Photographer Margaret Watkins honoured with Canada Post stamp

Margaret Watkins stamp

One of the most acclaimed photographers of the 20th Century is being honoured with a stamp.

Margaret Watkins was born in Canada but died as a recluse in Scotland in 1969, leaving her photographs to a next-door neighbour.

Joe Mulholland spent years championing her work and a major retrospective exhibition was recently staged at the National Gallery of Canada.

Canada Post is now releasing a stamp in her honour.

It features a messy kitchen sink, which divided opinion when it was first shown in 1919.
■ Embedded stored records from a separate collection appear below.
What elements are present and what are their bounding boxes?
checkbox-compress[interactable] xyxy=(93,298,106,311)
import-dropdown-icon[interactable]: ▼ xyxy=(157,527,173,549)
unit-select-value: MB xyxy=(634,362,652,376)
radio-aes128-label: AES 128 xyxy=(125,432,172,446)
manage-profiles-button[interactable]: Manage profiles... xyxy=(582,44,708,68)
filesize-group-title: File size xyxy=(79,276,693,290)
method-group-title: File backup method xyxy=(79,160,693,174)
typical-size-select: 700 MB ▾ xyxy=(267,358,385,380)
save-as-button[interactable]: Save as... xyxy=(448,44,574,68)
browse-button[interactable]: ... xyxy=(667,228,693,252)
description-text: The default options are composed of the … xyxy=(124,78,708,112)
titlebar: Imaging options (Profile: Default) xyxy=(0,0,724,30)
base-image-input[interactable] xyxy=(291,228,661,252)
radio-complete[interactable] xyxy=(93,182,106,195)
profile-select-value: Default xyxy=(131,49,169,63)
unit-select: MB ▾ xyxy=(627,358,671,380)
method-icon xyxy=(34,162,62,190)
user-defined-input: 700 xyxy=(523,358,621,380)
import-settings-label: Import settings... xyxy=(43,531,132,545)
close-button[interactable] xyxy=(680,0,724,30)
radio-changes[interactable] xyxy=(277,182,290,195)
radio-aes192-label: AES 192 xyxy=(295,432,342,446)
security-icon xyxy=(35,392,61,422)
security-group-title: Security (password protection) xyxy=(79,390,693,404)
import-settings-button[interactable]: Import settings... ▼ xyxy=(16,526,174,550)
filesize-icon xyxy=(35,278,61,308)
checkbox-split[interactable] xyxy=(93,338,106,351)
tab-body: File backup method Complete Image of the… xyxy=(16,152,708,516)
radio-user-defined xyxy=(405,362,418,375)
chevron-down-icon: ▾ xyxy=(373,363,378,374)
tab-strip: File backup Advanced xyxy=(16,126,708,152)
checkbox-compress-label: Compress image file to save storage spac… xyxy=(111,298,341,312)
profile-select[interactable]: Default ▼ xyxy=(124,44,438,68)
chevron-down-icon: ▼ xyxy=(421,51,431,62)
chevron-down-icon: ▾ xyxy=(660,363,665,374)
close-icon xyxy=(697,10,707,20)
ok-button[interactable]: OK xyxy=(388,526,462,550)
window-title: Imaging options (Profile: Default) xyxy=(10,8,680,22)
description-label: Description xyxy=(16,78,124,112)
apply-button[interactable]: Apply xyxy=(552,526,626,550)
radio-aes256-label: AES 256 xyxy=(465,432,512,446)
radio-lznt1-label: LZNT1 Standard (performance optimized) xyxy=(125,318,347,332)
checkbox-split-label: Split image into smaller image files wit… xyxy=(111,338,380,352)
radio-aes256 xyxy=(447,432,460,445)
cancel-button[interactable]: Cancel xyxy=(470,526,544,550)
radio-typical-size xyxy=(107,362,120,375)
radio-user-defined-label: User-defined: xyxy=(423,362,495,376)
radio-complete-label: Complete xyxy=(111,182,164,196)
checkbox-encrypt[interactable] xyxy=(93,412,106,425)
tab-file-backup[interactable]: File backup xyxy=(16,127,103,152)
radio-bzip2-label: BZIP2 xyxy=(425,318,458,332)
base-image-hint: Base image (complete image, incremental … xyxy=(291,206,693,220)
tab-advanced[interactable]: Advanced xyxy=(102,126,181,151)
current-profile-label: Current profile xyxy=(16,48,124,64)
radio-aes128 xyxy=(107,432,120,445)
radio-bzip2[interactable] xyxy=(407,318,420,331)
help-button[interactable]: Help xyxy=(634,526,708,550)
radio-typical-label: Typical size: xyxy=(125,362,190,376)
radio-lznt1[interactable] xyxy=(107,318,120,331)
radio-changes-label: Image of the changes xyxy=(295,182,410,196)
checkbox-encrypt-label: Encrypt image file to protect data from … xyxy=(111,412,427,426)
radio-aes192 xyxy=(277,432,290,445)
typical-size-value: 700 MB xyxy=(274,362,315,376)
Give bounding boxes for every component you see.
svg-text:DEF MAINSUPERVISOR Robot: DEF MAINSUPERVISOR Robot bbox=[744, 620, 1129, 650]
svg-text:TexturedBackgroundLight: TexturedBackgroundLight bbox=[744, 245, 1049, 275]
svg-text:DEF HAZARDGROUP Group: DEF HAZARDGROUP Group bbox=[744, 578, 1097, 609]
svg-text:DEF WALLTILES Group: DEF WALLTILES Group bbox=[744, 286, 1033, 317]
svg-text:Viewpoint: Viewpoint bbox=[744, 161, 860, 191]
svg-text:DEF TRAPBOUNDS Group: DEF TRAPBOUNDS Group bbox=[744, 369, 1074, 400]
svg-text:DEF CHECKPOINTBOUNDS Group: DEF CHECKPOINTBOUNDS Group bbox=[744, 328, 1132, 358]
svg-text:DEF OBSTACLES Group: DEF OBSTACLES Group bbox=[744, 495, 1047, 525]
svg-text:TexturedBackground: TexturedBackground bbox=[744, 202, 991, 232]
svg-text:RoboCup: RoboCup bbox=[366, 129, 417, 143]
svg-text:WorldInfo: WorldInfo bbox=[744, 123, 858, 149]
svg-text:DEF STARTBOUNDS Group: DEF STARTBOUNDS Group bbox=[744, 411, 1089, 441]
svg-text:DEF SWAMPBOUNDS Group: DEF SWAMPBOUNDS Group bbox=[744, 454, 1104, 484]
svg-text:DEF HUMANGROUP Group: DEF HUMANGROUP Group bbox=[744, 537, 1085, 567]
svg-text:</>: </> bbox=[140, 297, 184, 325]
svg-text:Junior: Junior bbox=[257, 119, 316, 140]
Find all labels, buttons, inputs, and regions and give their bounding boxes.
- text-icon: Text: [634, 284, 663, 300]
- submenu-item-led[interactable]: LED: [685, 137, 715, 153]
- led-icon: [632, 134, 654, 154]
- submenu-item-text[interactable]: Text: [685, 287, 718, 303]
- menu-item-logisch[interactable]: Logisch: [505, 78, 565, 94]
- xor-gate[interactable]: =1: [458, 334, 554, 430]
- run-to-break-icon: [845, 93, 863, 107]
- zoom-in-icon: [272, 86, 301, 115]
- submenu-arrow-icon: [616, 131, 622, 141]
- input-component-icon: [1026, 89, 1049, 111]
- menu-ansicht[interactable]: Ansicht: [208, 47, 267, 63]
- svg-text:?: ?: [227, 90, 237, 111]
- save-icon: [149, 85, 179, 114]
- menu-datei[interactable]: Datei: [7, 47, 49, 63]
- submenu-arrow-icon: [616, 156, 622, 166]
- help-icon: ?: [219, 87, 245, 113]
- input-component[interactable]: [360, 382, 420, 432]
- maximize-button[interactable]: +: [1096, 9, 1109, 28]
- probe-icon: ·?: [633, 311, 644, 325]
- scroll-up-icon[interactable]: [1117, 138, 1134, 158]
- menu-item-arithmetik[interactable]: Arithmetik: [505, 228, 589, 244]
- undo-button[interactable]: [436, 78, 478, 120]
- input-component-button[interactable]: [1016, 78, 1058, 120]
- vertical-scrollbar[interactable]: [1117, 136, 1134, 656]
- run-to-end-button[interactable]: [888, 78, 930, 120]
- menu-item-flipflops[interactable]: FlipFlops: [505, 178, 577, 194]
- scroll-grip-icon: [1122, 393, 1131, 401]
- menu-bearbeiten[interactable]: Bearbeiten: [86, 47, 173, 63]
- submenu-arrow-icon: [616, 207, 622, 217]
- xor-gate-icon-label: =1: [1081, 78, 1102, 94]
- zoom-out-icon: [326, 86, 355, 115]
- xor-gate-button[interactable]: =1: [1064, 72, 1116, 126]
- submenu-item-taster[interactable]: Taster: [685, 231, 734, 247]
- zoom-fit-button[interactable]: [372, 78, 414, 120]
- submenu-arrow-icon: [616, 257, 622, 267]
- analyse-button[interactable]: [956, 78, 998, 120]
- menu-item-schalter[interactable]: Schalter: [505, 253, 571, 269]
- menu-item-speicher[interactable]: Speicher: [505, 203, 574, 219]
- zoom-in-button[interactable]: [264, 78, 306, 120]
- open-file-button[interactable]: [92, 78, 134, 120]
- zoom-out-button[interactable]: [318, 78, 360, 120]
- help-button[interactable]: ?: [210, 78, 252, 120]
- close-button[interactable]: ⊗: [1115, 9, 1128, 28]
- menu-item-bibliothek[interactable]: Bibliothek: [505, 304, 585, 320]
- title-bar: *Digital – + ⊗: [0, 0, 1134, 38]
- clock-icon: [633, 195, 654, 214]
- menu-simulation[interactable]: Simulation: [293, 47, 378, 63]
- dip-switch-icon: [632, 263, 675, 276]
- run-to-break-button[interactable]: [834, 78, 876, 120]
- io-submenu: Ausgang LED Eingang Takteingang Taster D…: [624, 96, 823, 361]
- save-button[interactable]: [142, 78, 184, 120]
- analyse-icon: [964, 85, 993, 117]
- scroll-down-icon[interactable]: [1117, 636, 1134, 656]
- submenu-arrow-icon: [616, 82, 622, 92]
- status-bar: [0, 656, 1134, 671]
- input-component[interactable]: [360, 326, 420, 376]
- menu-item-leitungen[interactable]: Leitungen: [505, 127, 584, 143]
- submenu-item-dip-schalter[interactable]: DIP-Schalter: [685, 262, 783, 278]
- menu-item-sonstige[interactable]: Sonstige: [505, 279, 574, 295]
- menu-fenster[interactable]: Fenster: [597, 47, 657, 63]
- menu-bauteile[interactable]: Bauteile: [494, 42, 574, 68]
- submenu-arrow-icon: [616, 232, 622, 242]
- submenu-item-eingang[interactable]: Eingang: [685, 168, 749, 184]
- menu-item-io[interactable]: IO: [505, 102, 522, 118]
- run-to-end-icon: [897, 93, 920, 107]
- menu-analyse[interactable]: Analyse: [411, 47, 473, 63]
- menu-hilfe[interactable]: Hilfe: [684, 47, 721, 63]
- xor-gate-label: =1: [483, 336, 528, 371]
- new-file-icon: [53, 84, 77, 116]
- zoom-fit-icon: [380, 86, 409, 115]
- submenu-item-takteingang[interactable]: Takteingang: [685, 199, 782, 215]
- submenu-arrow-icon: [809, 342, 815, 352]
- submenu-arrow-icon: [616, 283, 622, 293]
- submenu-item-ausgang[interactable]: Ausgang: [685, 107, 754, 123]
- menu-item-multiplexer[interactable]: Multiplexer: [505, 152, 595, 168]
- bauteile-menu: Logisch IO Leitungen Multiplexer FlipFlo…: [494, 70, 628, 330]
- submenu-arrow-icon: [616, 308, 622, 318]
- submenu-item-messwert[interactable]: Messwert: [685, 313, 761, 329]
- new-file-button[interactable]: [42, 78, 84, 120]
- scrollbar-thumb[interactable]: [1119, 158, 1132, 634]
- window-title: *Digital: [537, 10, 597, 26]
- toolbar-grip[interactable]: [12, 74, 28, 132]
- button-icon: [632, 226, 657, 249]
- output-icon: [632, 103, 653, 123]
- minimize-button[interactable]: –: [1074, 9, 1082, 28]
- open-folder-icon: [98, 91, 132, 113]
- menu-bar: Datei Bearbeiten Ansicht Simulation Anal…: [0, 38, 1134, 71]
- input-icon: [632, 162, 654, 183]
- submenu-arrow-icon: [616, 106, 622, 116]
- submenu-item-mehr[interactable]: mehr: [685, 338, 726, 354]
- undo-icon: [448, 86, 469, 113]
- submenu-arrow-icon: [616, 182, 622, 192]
Watkins was one of the most acclaimed photographers in North America at the turn of the 20th Century, but she gave it all up, moving to Glasgow in 1928 and never returning home.

International attention

She was born in Hamilton, Ontario, in 1884 after her parents had moved from her mother's family home in Hyndland in Glasgow's west end.

At 24 Watkins left Canada to make a new life for herself in the US where she took up photography and, in 1913, enrolled in the Clarence White School of Photography, the foremost school of pictorial photography in New York.

Her work received attention in photographic publications, in the New Yorker and in Harper's magazine, and Watkins went on to be exhibited throughout the US, in Japan, at the Paris Salon and in the Royal Photographic Society in London.

She taught some of the greatest names in art photography, including Paul Outerbridge and Margaret Bourke-White, whose images of Gandhi and the Chrysler Building in New York are amongst the best known photographs ever produced.

Box of photographs

Watkins came to Glasgow in 1928 to visit her aunts, intending to stay for a year, but remained until her death 41 years later.

Her work as a photographer was unknown in Scotland and not long before her death she gave a box to her neighbour, Mr Mulholland, on the condition he did not open it until after she died.

It contained more than 1,000 photographs, many with exhibition labels, and among them were some of her New York kitchen.

Mr Mulholland has worked for 40 years to re-establish her reputation and recently the National Gallery of Canada staged its exhibition.

Canada Post issues a stamp featuring Watkins' Kitchen Sink on Friday.

Marc Mayer, director of the National Gallery of Canada in Ottawa, will also be in Glasgow to celebrate the honour.